Iceland is not the first place you would think about backpacking in Europe. But it’s one of the most interesting. The country with population of only ~300,000 on large territory offers northern experiences that you can’t find anywhere else.
One of the problems of budged backpacking in Iceland is that the country is scarily expensive. At least for people on budget of course So to go around the whole country and visit glaciers and wild nature you’ll need to be the guy with piles of cash.
If that’s not you, let me offer you a small region near the capital Reykjavik that’s interesting enough to experience.
Reykjavik itself, in my opinion, isn’t at all the most interesting place in Iceland. Sure, it’s nice to see a capital with so few people and there are few interesting buildings and parks to check. That’s almost all you could do there however so don’t plan for more than a couple of days.
Do: walk around the sea, view the Opera, check some museums. Eat some hot-dogs, it’s the cheapest food you can find outside.
Don’t do the mistake to spend your whole time in Iceland only in Reykjavik. Even if you are on a thin budget, there are few nice places around to visit.
Here I want to give you some advice about the bus system in this part of Iceland. The buses are divided by zones, and Zone 1 covers the whole city plus Kopavogur and (I think) going to Hafnarfjordur. The ticket is a bit expensive (euro 2) but it’s valid for given time. During this time you can catch more buses with the same ticket. You can buy tickets from the driver but only if you have the exact amount, as they have no change.
If you buy tickets for Zone 2 or Zone 3 (like the case with going to Hveragerdi), have in mind that you can also use these tickets for Zone 1. They are usually valid for at least 2 hours, so that’s a good way to save some cash. Tickets for zone 3 are around euro 6.
Hafnarfjordur is a very nice small town 10km away of Reykjavik. I highly recommend you to visit it. You will see real Nordic houses, nice empty streets, and the nature much closely than in the capital.
Do visit the museum, it’s free and very nice. Get a city guide from your hotel or hostel, there are surprisingly many interesting landmarks in the city.
Speaking about hostels, I recommend you to stay in the town instead of Reykjavik. We did so and saved quite a lot of money. We used this hostel, I recommend it fully.
There are not many supermarkets in Hafnarfjordur – one small is in the mall, and a bigger one is at North on the way to Reykjavik.
Hveragerdi is a little town 40km away of Reykjavik. While in the capital you should go to Mjodd bus station and get the bus from there. You need tickets for Zone 3. There are buses each 1-2 hours going to Hveragerdi.

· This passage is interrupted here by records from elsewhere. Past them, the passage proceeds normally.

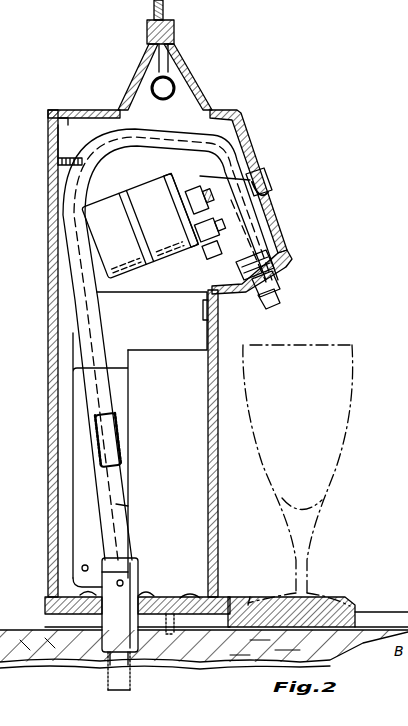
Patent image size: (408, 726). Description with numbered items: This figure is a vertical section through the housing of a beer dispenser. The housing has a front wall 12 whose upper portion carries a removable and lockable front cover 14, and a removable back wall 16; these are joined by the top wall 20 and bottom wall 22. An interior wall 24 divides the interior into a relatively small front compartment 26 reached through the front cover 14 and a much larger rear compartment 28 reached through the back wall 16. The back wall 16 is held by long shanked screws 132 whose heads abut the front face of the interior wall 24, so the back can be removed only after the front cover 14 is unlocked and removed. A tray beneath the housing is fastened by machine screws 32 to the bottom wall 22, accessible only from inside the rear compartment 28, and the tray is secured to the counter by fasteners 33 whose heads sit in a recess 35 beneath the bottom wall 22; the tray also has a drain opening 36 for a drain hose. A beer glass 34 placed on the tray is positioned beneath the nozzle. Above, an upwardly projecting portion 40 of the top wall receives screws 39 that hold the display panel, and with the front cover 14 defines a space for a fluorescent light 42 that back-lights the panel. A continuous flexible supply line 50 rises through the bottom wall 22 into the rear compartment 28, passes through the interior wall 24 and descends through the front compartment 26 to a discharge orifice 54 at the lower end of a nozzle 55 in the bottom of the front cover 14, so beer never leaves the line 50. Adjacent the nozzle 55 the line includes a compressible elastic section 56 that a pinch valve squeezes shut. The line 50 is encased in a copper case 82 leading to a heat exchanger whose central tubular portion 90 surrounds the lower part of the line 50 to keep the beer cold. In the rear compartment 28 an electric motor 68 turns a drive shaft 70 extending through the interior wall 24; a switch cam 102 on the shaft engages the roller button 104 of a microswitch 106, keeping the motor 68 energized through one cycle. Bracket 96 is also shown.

The front wall 12 is at (222, 490).
The front cover 14 is at (250, 134).
The back wall 16 is at (50, 356).
The top wall 20 is at (90, 110).
The bottom wall 22 is at (150, 597).
The interior wall 24 is at (150, 175).
The front compartment 26 is at (262, 232).
The rear compartment 28 is at (72, 310).
The machine screws 32 is at (196, 592).
The fasteners 33 is at (168, 600).
The beer glass 34 is at (332, 476).
The recess 35 is at (140, 572).
The drain opening 36 is at (243, 600).
The screws 39 is at (176, 46).
The upwardly projecting portion of the top wall 40 is at (147, 58).
The fluorescent light 42 is at (175, 76).
The supply line 50 is at (120, 450).
The discharge orifice 54 is at (242, 327).
The nozzle 55 is at (278, 290).
The compressible line section 56 is at (270, 198).
The electric motor 68 is at (95, 225).
The drive shaft 70 is at (185, 190).
The copper case 82 is at (124, 508).
The central tubular portion 90 is at (104, 680).
The support bracket 96 is at (150, 348).
The switch cam 102 is at (190, 205).
The roller button 104 is at (196, 226).
The microswitch 106 is at (216, 262).
The long shanked screws 132 is at (98, 133).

Do visit the geysir park and try the bread made on geysir heat there. It tastes great. Later you can buy almost the same bread from supermarkets in Reykjavik.
The town is really small and you can easily go out in the wild to see some more geisyrs, horse farms, abandoned barns, camping site and more.
This is actually the town where the Iceland international airport is – it’s not in Reykjavik. As there are no buses who go to Keflavik from the airport, most visitors miss to visit this nice port town. I recommend you not to skip it. You can get a bus from Reykjavik BSI bus station and go to Keflavik.
What we did was to spend the last night in Kevlaink, in the B&B Guesthouse and they offer free airport transfer, so it was perfect. It’s not as cheap as the Hafnarfjordur hostel, but its location is great and they offer bread, butter, milk, tea, etc all the time for free.
Do: enjoy walking on the path near the sea, see the old abandoned ships, drink some polar beer.
So here you go, four towns, each with its own character, and all that on really low budget. It’s hard to beat this experience in Iceland.